Soyez assurés que Santé publique France s'est emparée du sujet et continuera à le traiter, en lien avec les professionnels de santé spécialisés, notamment les psychiatres.
Une autre question portait sur la réserve sanitaire. Au cours de la crise, la réserve sanitaire a dû déployer énormément de personnel sur le terrain, notamment outremer. Beaucoup de réservistes y ont été envoyés. La réserve sanitaire a joué un rôle majeur. C'est un outil formidable, mais dont il faut probablement revoir le modèle.
Au moment de la crise, les demandes ont été multipliées par dix par rapport à ce que faisait la réserve sanitaire auparavant. Elle a été au rendez-vous, mais il est clair qu'il faut revoir son modèle et probablement le cadre d'emploi. La Cour des comptes a également souligné que près de 60 000 personnes sont inscrites, alors que seulement 7 000 réservistes peuvent être mobilisés parce qu'ils ont rempli totalement leur dossier d'inscription. Finalement, seuls 2 000 vont sur le terrain. Pourquoi une telle différence ? Je m'attacherai à essayer de le comprendre et à tenter de renouveler ce vivier.
C'est évidemment un vivier qui s'appuie sur les professionnels de santé, eux-mêmes mobilisés au quotidien. On le voit bien dans la crise que traversent l'hôpital et la médecine de ville. L'idée n'est pas de déshabiller Paul pour habiller Pierre. Il va falloir trouver d'autres solutions et probablement mobiliser la réserve sanitaire sur des problématiques en métropole, en cas de situation sanitaire exceptionnelle.

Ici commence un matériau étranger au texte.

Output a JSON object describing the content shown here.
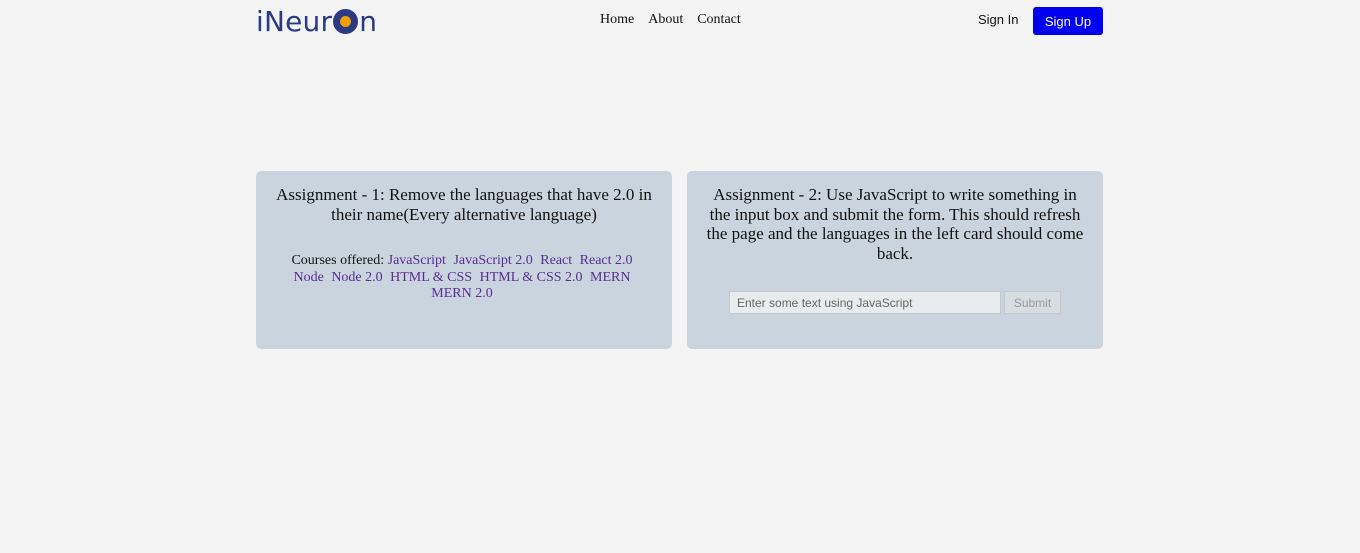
{
  "header": {
    "logo_prefix": "iNeur",
    "logo_suffix": "n",
    "nav": [
      {
        "label": "Home"
      },
      {
        "label": "About"
      },
      {
        "label": "Contact"
      }
    ],
    "sign_in": "Sign In",
    "sign_up": "Sign Up"
  },
  "assignment1": {
    "title": "Assignment - 1: Remove the languages that have 2.0 in their name(Every alternative language)",
    "courses_label": "Courses offered:",
    "languages": [
      "JavaScript",
      "JavaScript 2.0",
      "React",
      "React 2.0",
      "Node",
      "Node 2.0",
      "HTML & CSS",
      "HTML & CSS 2.0",
      "MERN",
      "MERN 2.0"
    ]
  },
  "assignment2": {
    "title": "Assignment - 2: Use JavaScript to write something in the input box and submit the form. This should refresh the page and the languages in the left card should come back.",
    "input_placeholder": "Enter some text using JavaScript",
    "submit_label": "Submit"
  },
  "colors": {
    "brand": "#2b3a82",
    "accent": "#0000ee",
    "card_bg": "#c9d4df",
    "link": "#5a2d91"
  }
}
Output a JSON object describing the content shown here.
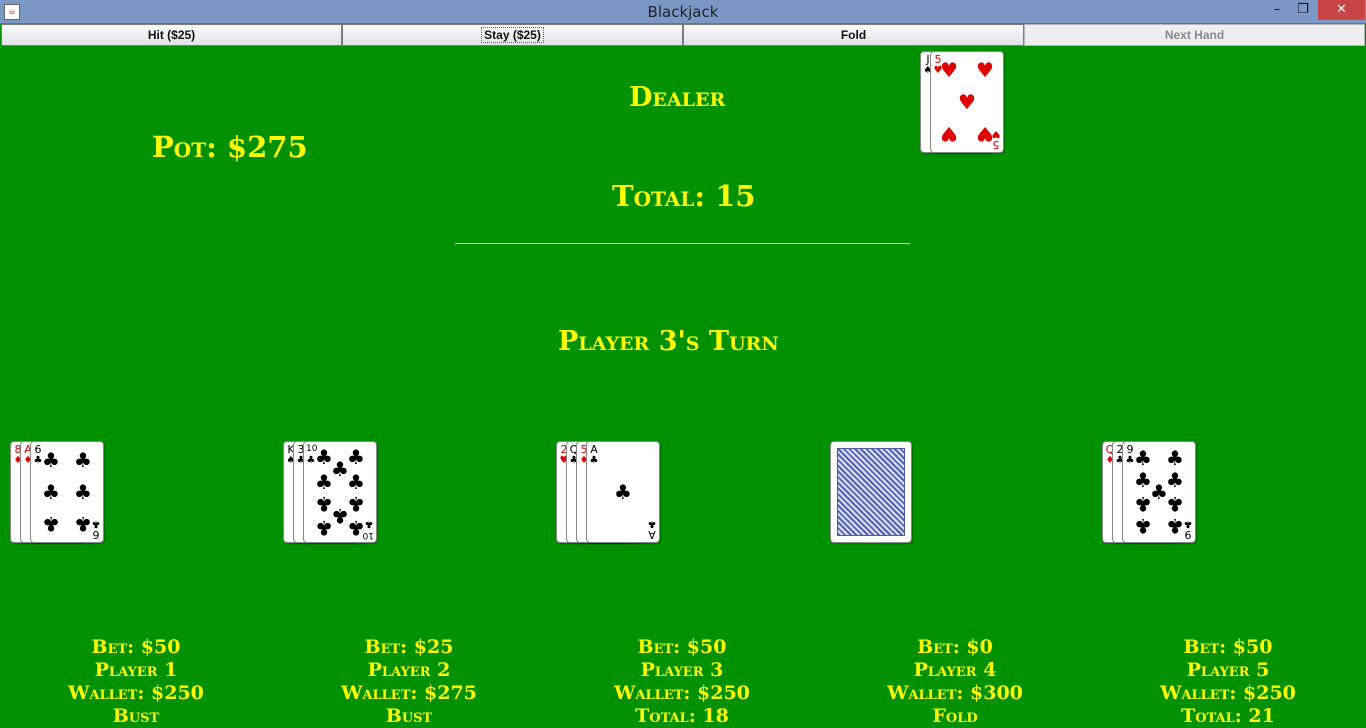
{
  "window": {
    "title": "Blackjack",
    "app_icon": "java-icon"
  },
  "toolbar": {
    "hit": "Hit ($25)",
    "stay": "Stay ($25)",
    "fold": "Fold",
    "next_hand": "Next Hand"
  },
  "table": {
    "dealer_label": "Dealer",
    "pot": "Pot: $275",
    "dealer_total": "Total: 15",
    "turn": "Player 3's Turn"
  },
  "dealer": {
    "cards": [
      {
        "rank": "J",
        "suit": "♠"
      },
      {
        "rank": "5",
        "suit": "♥"
      }
    ]
  },
  "players": [
    {
      "bet": "Bet: $50",
      "name": "Player 1",
      "wallet": "Wallet: $250",
      "status": "Bust",
      "cards": [
        {
          "rank": "8",
          "suit": "♦"
        },
        {
          "rank": "A",
          "suit": "♦"
        },
        {
          "rank": "6",
          "suit": "♣"
        }
      ]
    },
    {
      "bet": "Bet: $25",
      "name": "Player 2",
      "wallet": "Wallet: $275",
      "status": "Bust",
      "cards": [
        {
          "rank": "K",
          "suit": "♠"
        },
        {
          "rank": "3",
          "suit": "♣"
        },
        {
          "rank": "10",
          "suit": "♣"
        }
      ]
    },
    {
      "bet": "Bet: $50",
      "name": "Player 3",
      "wallet": "Wallet: $250",
      "status": "Total: 18",
      "cards": [
        {
          "rank": "2",
          "suit": "♥"
        },
        {
          "rank": "Q",
          "suit": "♣"
        },
        {
          "rank": "5",
          "suit": "♦"
        },
        {
          "rank": "A",
          "suit": "♣"
        }
      ]
    },
    {
      "bet": "Bet: $0",
      "name": "Player 4",
      "wallet": "Wallet: $300",
      "status": "Fold",
      "cards": []
    },
    {
      "bet": "Bet: $50",
      "name": "Player 5",
      "wallet": "Wallet: $250",
      "status": "Total: 21",
      "cards": [
        {
          "rank": "Q",
          "suit": "♦"
        },
        {
          "rank": "2",
          "suit": "♣"
        },
        {
          "rank": "9",
          "suit": "♣"
        }
      ]
    }
  ],
  "colors": {
    "felt": "#009100",
    "text": "#ffff00",
    "titlebar": "#7a97c6",
    "close": "#c74545"
  }
}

Toutefois, même si le modèle est perfectible, il est important de rester opérationnel. Nous avons face à nous des enjeux. Nous connaîtrons probablement d'autres menaces émergentes, mais nous avons aussi deux enjeux qui sont la coupe du monde de rugby et l'accueil des jeux Olympiques en 2024. Il est donc très important pour Santé publique France de rester opérationnel concernant la réserve sanitaire.
Vous n'avez pas évoqué l'établissement pharmaceutique. Venant de l'Agence de sécurité du médicament, je serai très attentive aux évolutions de l'établissement pharmaceutique. Avec la réserve sanitaire, ce sont des outils utiles, importants en temps de crise, et il faut qu'ils puissent rester opérationnels dans les mois et les années à venir et qu'il n'y ait pas de rupture.
Pour en finir avec l'établissement pharmaceutique, il est vrai qu'il y a le stock et la distribution. Force est de constater que l'établissement pharmaceutique a été en capacité de distribuer des milliards de masques et des millions de doses de vaccins contre le Covid.
Vous m'avez interrogée sur les cellules régionales. C'est une question qu'on me pose souvent. Certains directeurs d'ARS souhaiteraient les récupérer. Je pense qu'il est très important que les cellules régionales puissent avoir un ancrage territorial. Il existe des spécificités dans ce domaine, et Santé publique France ne peut être coupée de ces territoires.
Par exemple, face au chlordécone dans les Antilles, au plomb en Guyane ou à l'accès à l'eau potable et à la vaccination à Mayotte, Santé publique France ne peut être aveugle : l'Agence a besoin d'une représentation en région.
Je peux comprendre que les ARS aient besoin de cellules opérationnelles en temps de crise. Je comprends qu'ils se posent ces questions. On peut aussi avoir des espaces de dialogue et de concertation. En tout cas, je m'attacherai, une fois que je serai à la direction de Santé publique France, à avoir un dialogue avec les directeurs des ARS.
J'admets leurs besoins, notamment en période de crise. Ils peuvent parfois avoir le sentiment que le temps de l'expertise est trop long par rapport au temps de l'action. C'est vrai qu'en période de crise, il faut des circuits courts et il faut aller vite. Peut-être peut-il y avoir des modalités qui ne soient pas les mêmes en période « chaude » et en période « froide ». Ce sont des choses dont on peut discuter.